By Chris Mitsoulis
A highlight of this year’s University Day activities was the annual Gender and Sexuality Studies Colloquium, an event filled with student panels, awards and presentations about today’s gender issues. It was held yesterday in Sweigart Auditorium.
The colloquium, held each spring on the Lawrenceville campus, is the culmination of the work of students and faculty in the area of Gender and Sexuality Studies.
Two awards were presented at the event, honoring a faculty member and a student.
Sharon Mirchandani, associate professor of Theory and Composition at Westminster Choir College, Westminster College of the Arts, was awarded the Sadie Ziegler-Bernice Gee Award. The award, established in 1986, honors faculty, staff and administrators who have contributed significantly to ending gender-based discrimination on campus, in their field and in their communities. Mirchandani’s research has focused on female composers; her book on the American composer, Marga Richter, is forthcoming from the University of Illinois Press.
Mynik Pizzigoni, recipient of the 2011 Virginia Cyrus Scholarship, is earning her B.A. in Liberal Studies from the College of Continuing Studies. Pizzigoni is a minor in the Gender and Sexuality Studies Program. She is a non-traditional student and the first person in her family to go to college. She was also a featured student panelist.
A focal point of the day-long event was the keynote performance of Yellow Rage, which featured Asian-American poets Michelle Myers and Catzie Vilayphonh, who founded the “spoken word” group.

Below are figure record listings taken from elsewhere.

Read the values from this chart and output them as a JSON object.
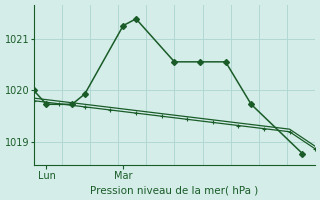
{
  "bg_color": "#d4ede9",
  "grid_color": "#b0d8d2",
  "line_color": "#1a5c28",
  "text_color": "#1a5c28",
  "title": "Pression niveau de la mer( hPa )",
  "xlabel_lun": "Lun",
  "xlabel_mar": "Mar",
  "yticks": [
    1019,
    1020,
    1021
  ],
  "ylim": [
    1018.55,
    1021.65
  ],
  "xlim": [
    0.0,
    11.0
  ],
  "lun_x": 0.5,
  "mar_x": 3.5,
  "main_x": [
    0.0,
    0.5,
    1.5,
    2.0,
    3.5,
    4.0,
    5.5,
    6.5,
    7.5,
    8.5,
    10.5
  ],
  "main_y": [
    1020.0,
    1019.73,
    1019.73,
    1019.93,
    1021.25,
    1021.38,
    1020.55,
    1020.55,
    1020.55,
    1019.73,
    1018.78
  ],
  "trend_x": [
    0.0,
    1.0,
    2.0,
    3.0,
    4.0,
    5.0,
    6.0,
    7.0,
    8.0,
    9.0,
    10.0,
    11.0
  ],
  "trend_y1": [
    1019.8,
    1019.74,
    1019.68,
    1019.62,
    1019.56,
    1019.5,
    1019.44,
    1019.38,
    1019.32,
    1019.26,
    1019.2,
    1018.87
  ],
  "trend_y2": [
    1019.85,
    1019.79,
    1019.73,
    1019.67,
    1019.61,
    1019.55,
    1019.49,
    1019.43,
    1019.37,
    1019.31,
    1019.25,
    1018.92
  ],
  "n_vgrid": 10,
  "n_hgrid": 3
}
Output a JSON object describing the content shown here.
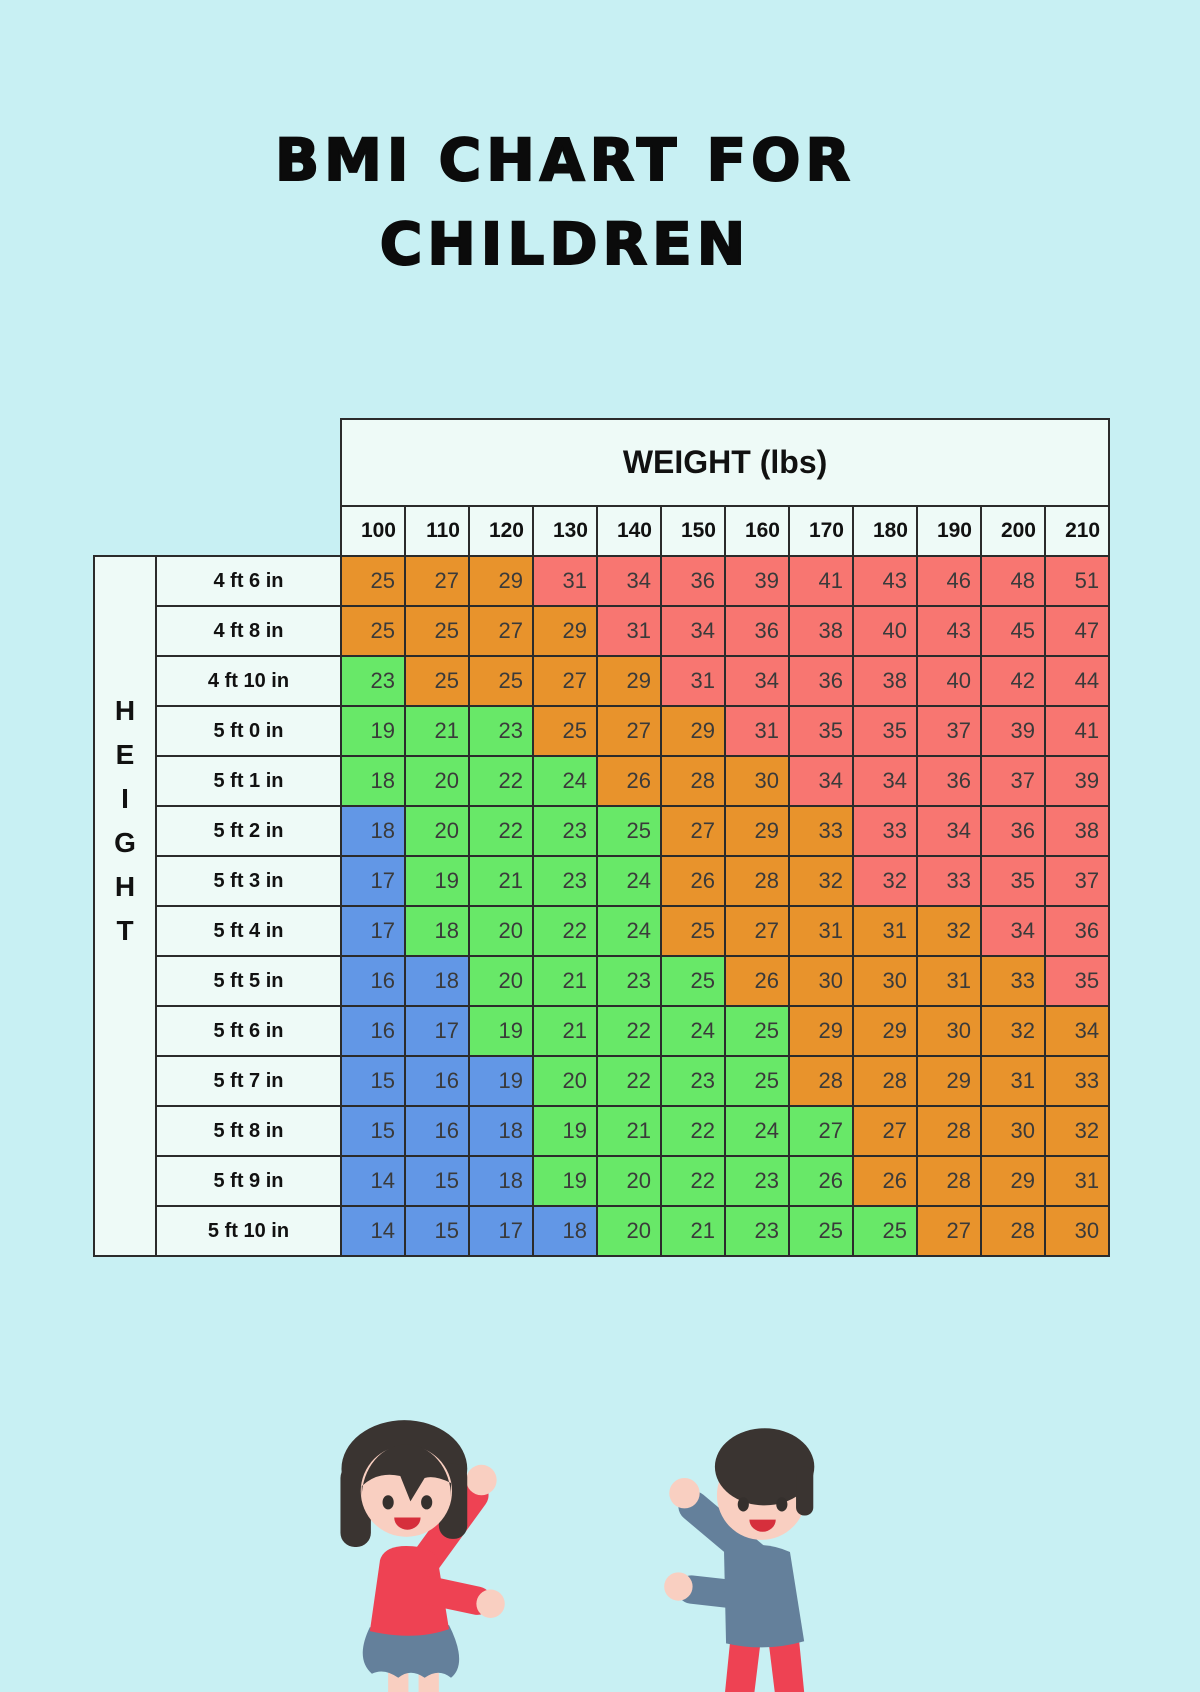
{
  "page": {
    "background_color": "#c8f0f3",
    "title_line1": "BMI CHART FOR",
    "title_line2": "CHILDREN"
  },
  "chart_data": {
    "type": "heatmap",
    "title": "BMI Chart for Children",
    "x_axis_title": "WEIGHT (lbs)",
    "y_axis_title": "HEIGHT",
    "weight_columns_lbs": [
      "100",
      "110",
      "120",
      "130",
      "140",
      "150",
      "160",
      "170",
      "180",
      "190",
      "200",
      "210"
    ],
    "height_rows": [
      "4 ft 6 in",
      "4 ft 8 in",
      "4 ft 10 in",
      "5 ft 0 in",
      "5 ft 1 in",
      "5 ft 2 in",
      "5 ft 3 in",
      "5 ft 4 in",
      "5 ft 5 in",
      "5 ft 6 in",
      "5 ft 7 in",
      "5 ft 8 in",
      "5 ft 9 in",
      "5 ft 10 in"
    ],
    "bmi_values": [
      [
        25,
        27,
        29,
        31,
        34,
        36,
        39,
        41,
        43,
        46,
        48,
        51
      ],
      [
        25,
        25,
        27,
        29,
        31,
        34,
        36,
        38,
        40,
        43,
        45,
        47
      ],
      [
        23,
        25,
        25,
        27,
        29,
        31,
        34,
        36,
        38,
        40,
        42,
        44
      ],
      [
        19,
        21,
        23,
        25,
        27,
        29,
        31,
        35,
        35,
        37,
        39,
        41
      ],
      [
        18,
        20,
        22,
        24,
        26,
        28,
        30,
        34,
        34,
        36,
        37,
        39
      ],
      [
        18,
        20,
        22,
        23,
        25,
        27,
        29,
        33,
        33,
        34,
        36,
        38
      ],
      [
        17,
        19,
        21,
        23,
        24,
        26,
        28,
        32,
        32,
        33,
        35,
        37
      ],
      [
        17,
        18,
        20,
        22,
        24,
        25,
        27,
        31,
        31,
        32,
        34,
        36
      ],
      [
        16,
        18,
        20,
        21,
        23,
        25,
        26,
        30,
        30,
        31,
        33,
        35
      ],
      [
        16,
        17,
        19,
        21,
        22,
        24,
        25,
        29,
        29,
        30,
        32,
        34
      ],
      [
        15,
        16,
        19,
        20,
        22,
        23,
        25,
        28,
        28,
        29,
        31,
        33
      ],
      [
        15,
        16,
        18,
        19,
        21,
        22,
        24,
        27,
        27,
        28,
        30,
        32
      ],
      [
        14,
        15,
        18,
        19,
        20,
        22,
        23,
        26,
        26,
        28,
        29,
        31
      ],
      [
        14,
        15,
        17,
        18,
        20,
        21,
        23,
        25,
        25,
        27,
        28,
        30
      ]
    ],
    "cell_colors": [
      [
        "orange",
        "orange",
        "orange",
        "red",
        "red",
        "red",
        "red",
        "red",
        "red",
        "red",
        "red",
        "red"
      ],
      [
        "orange",
        "orange",
        "orange",
        "orange",
        "red",
        "red",
        "red",
        "red",
        "red",
        "red",
        "red",
        "red"
      ],
      [
        "green",
        "orange",
        "orange",
        "orange",
        "orange",
        "red",
        "red",
        "red",
        "red",
        "red",
        "red",
        "red"
      ],
      [
        "green",
        "green",
        "green",
        "orange",
        "orange",
        "orange",
        "red",
        "red",
        "red",
        "red",
        "red",
        "red"
      ],
      [
        "green",
        "green",
        "green",
        "green",
        "orange",
        "orange",
        "orange",
        "red",
        "red",
        "red",
        "red",
        "red"
      ],
      [
        "blue",
        "green",
        "green",
        "green",
        "green",
        "orange",
        "orange",
        "orange",
        "red",
        "red",
        "red",
        "red"
      ],
      [
        "blue",
        "green",
        "green",
        "green",
        "green",
        "orange",
        "orange",
        "orange",
        "red",
        "red",
        "red",
        "red"
      ],
      [
        "blue",
        "green",
        "green",
        "green",
        "green",
        "orange",
        "orange",
        "orange",
        "orange",
        "orange",
        "red",
        "red"
      ],
      [
        "blue",
        "blue",
        "green",
        "green",
        "green",
        "green",
        "orange",
        "orange",
        "orange",
        "orange",
        "orange",
        "red"
      ],
      [
        "blue",
        "blue",
        "green",
        "green",
        "green",
        "green",
        "green",
        "orange",
        "orange",
        "orange",
        "orange",
        "orange"
      ],
      [
        "blue",
        "blue",
        "blue",
        "green",
        "green",
        "green",
        "green",
        "orange",
        "orange",
        "orange",
        "orange",
        "orange"
      ],
      [
        "blue",
        "blue",
        "blue",
        "green",
        "green",
        "green",
        "green",
        "green",
        "orange",
        "orange",
        "orange",
        "orange"
      ],
      [
        "blue",
        "blue",
        "blue",
        "green",
        "green",
        "green",
        "green",
        "green",
        "orange",
        "orange",
        "orange",
        "orange"
      ],
      [
        "blue",
        "blue",
        "blue",
        "blue",
        "green",
        "green",
        "green",
        "green",
        "green",
        "orange",
        "orange",
        "orange"
      ]
    ],
    "color_legend": {
      "blue": "#6297e6",
      "green": "#68e868",
      "orange": "#e8932c",
      "red": "#f87671"
    },
    "grid_line_color": "#2b2b2b",
    "header_bg": "#eefaf7"
  },
  "illustrations": {
    "left": "girl-waving",
    "right": "boy-waving"
  }
}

The performance is a mixture of spoken word and musical acts that draw on diverse genres including hip-hop, theatrical monologues and free verse in an effort to address topics such as cross-cultural conflict, sex trafficking, domestic violence and anti-Asian discrimination.
At the heart of Yellow Rage’s poetry is a desire to present a perspective that challenges ignorance and hatred, and holds people of any race, gender, ethnicity or religious belief accountable for ideas and behaviors. Through anger, pain, joy, celebration and humor, Vilayphonh and Myers strive to facilitate honest dialogue with their poetry. They hope to move themselves and others forward to recognize the humanity of others and acknowledge the human desire for peace, healing, happiness and love.
The group has been featured in the HBO television series Russell Simmons Presents Def Poetry and the DVD of the show’s first season. It has also released two CDS, Black Hair, Brown Eyes, Yellow Rage, Volume 1 and Yellow Rage, Handle With Care, Volume 2.
Four student panels also offered their perspectives on this year’s colloquium theme: transgressions. A faculty committee that deemed these works to be among the most outstanding selected the student panelists.
“Students from all colleges and schools were allowed to submit papers to the committee,” said Mary Morse, acting director of the Gender and Sexuality Studies program.
Presentations included topics such as “Women’s Roles, Religion and Globalism,” “Gender and Literature,” “Gender and the Media” and “Taking Action: Gender and Sexuality Outside the Classroom.” In all, there were more than 20 student panelists presenting.